According to the global status report on road safety for the year 2018 conducted by the World Health Organization (WHO), the problem of traffic fatalities is getting worse as they increased to 1.35 million in 2016. In other words, almost 3700 people die every day on the roads of the world []. Likewise, the same report highlighted that it is the eighth cause of death overcoming diseases such as HIV/AIDS, tuberculosis, and diarrheal diseases. Vulnerable road users such as the pedestrian, cyclist, and motorcyclist represent 54% of the deaths in 2016 (specifically the pedestrian represents 23%). The vulnerability presented by these users is due to the disadvantages they present in terms of protection, speed, and weight, with respect to the vehicle. This vulnerability of the human body should be a determining factor in the design of transit systems and the control of speed []. People who died, are injured, or end up disabled because of a collision, whether as a vulnerable road user or not, have a global social cost. According to Peden et al. [], the economic cost of crashes and injuries caused by traffic amounts is estimated to be 1% of the gross national product (GNP) in low-income countries, 1.5% in revenues medium, and 2% in high income.

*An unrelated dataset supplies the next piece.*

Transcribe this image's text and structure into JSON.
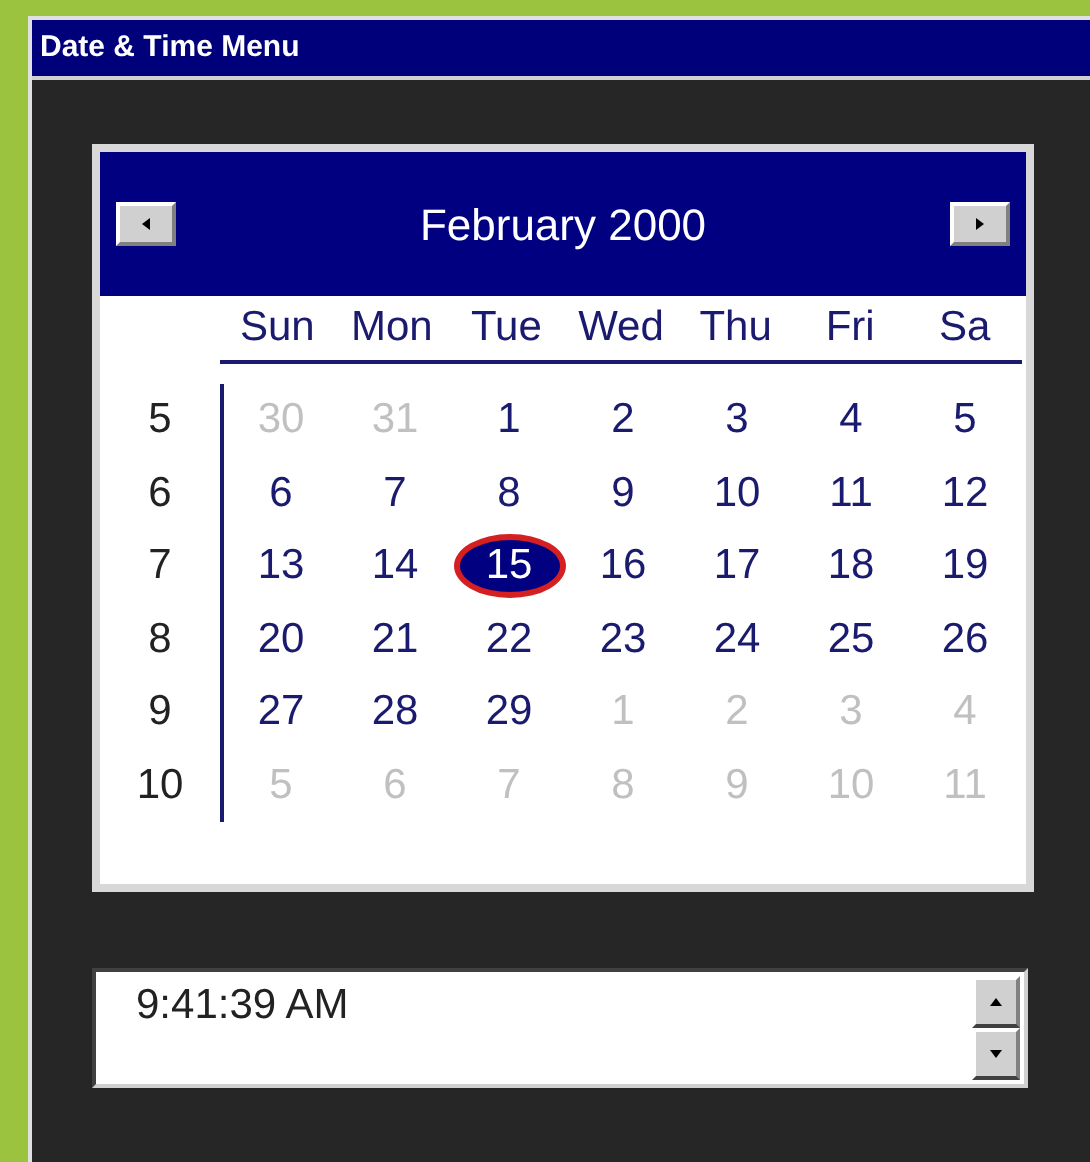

The moment in which the desired movements of a pedestrian and a vehicle intercept (conflict), the so-called pedestrian-vehicle interaction (PVI) occurs, which is dynamic as it happens to depend on various factors and situations []. This interaction originates in pedestrian crossings with and without light signals, as in the case of intersections and mid-block crossings. Pedestrian crossings outside these crossings (also known as jaywalking) also generate this type of interaction. The type of interaction may vary depending on the geometry of the road where it occurs, legal restrictions, and the criteria of the driver and pedestrian []. It is important to mention that the interaction between the pedestrian and the vehicle is dominated by a non-verbal language. It can cause situations in which the pedestrian makes a decision considering the driver’s approval, but the latter makes an unexpected decision, bringing as a consequence a conflict or even an accident. According to Fu et al. [], the disposition of the driver to yield and the assertiveness of the pedestrian are one of the many factors that can influence this interaction.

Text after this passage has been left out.